Here’s the key narrative from the U.S. attorney:

… Individual B and others asked MAGGIO to consider running as a candidate for the Arkansas Court of Appeals. In or about May 2013, MAGGIO and Individual B met with others to discuss MAGGIO’s campaign for the Court of Appeals. During the meeting, MAGGIO was told that he would need to raise more than $100,000 to run a successful campaign. Individual B told MAGGIO that MAGGIO would be responsible for smaller donations from friends and family, totaling approximately $25,000 to $50,000, and Individual B would be responsible for covering the difference by raising funds from industry types” including, among other entities, nursing homes. On or about May 16, 2013, at approximately 10:33 a.m., Individual B sent MAGGIO a text message stating, “I have a LR lunch today with the nursing home folks. The topic will be judicial races. You are at the top of the list.” [Emphasis added.]

[Michael Morton ultimately contributed tens of thousands of dollars to multiple judicial candidates, heavily concentrated in Baker’s home of Faulkner County. He provided major financing to, among others, Rhonda Wood of Conway, elected to a seat on the Arkansas Supreme Court.]

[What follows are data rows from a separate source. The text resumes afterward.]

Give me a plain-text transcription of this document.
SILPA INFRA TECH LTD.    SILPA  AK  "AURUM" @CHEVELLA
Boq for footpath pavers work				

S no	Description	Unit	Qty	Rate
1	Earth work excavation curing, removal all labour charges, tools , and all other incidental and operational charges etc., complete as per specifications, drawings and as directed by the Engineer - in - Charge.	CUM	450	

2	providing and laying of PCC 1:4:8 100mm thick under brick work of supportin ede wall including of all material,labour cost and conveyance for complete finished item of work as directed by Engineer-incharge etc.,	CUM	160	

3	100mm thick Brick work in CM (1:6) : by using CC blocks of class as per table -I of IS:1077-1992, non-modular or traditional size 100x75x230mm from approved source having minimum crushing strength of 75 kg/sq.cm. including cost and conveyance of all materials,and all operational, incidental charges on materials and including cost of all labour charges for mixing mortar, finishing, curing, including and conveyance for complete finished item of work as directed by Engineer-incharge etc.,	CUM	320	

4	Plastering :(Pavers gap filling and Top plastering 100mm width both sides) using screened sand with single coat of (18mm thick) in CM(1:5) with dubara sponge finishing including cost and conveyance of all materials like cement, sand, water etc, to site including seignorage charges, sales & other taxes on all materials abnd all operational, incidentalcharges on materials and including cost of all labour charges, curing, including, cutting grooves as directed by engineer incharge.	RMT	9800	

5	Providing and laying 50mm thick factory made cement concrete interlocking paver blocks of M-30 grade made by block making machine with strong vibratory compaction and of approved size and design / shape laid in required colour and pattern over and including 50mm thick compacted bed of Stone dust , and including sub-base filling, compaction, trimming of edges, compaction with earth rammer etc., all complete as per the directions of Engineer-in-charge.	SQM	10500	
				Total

On or about June 27, 2013, MAGGIO formally announced his candidacy for the Arkansas Court of Appeals for the nonpartisan general election to be held on May 20, 2014. On or about June 29, 2013, at approximately 8:15 a.m., Individual B sent MAGGIO a text message stating in part, “Well your first 50k is on the way.” MAGGIO understood that this $50,000 included financial support from Individual A.

Between on or about June 29, 2013 and or about July 8, 2013, Individual B communicated to MAGGIO, stating in essence, “Win, lose, or draw, you have Individual A’s support,” referring to MAGGIOs decision on the motion for new trial or remittitur. MAGGIO understood that the purpose of this message was not to reassure MAGGIO that he had Individual A’s support regardless of any decision on the remittitur, but rather Individual B was reminding MAGGIO to make a favorable ruling to Individual A and Company A because of Individual A’s financial support of MAGGIOs campaign. At another time, Individual B reminded MAGGIO that he would receive campaign financial support if he made the tough calls” while on the bench.

MAGGIO understood that Individual B was advising MAGGIO that, in exchange for MAGGIO’s ruling in favor of Individual A and Company A, Individual A would provide campaign donations to MAGGIO.

On or about July 8, 2013, during the early afternoon, MAGGIO held a hearing on Company A’s pending post-verdict motions, including the motion for remittitur. On or about July 10, 2013, MAGGIO signed an order denying Company A’s motion for a new trial, but granting Company A’s motion for remittitur. MAGGIO reduced the judgment against Company A from $5.2 million to $1 million.

We are seeking comments from Baker and Morton and their representatives. The development is explosive. Baker bundled money for many candidates, including in Stacy Hurst’s race for state representative. She got early money from Morton-financed PAC and refunded it when the scandal broke, but then Morton came in with $8,000 late dollars for her losing campaign in the last 10 days of the race. Morton gave large sums to Rhonda Wood, Robin Wynne and Karen Baker, all now sitting on the Supreme Court; to Maggio for the Court of Appeals; and to at least three candidates for circuit judge in Faulkner County.


The corrosiveness of special interest spending in judicial races has never been more apparent than in Maggio’s appearance today in federal court.

The first story about Maggio’s verdict reduction appeared on the Arkansas Blog July 11.  Blue Hog Report set fire to the Maggio story with reports about his web commentary and, more importantly, the convergence of legal events with curious campaign finance activity.  The Democrat-Gazette has reported extensively on Maggio’s case and Morton’s effort to influence political races with cash, always, he has said, in the interest of quality candidates, not in return for favors.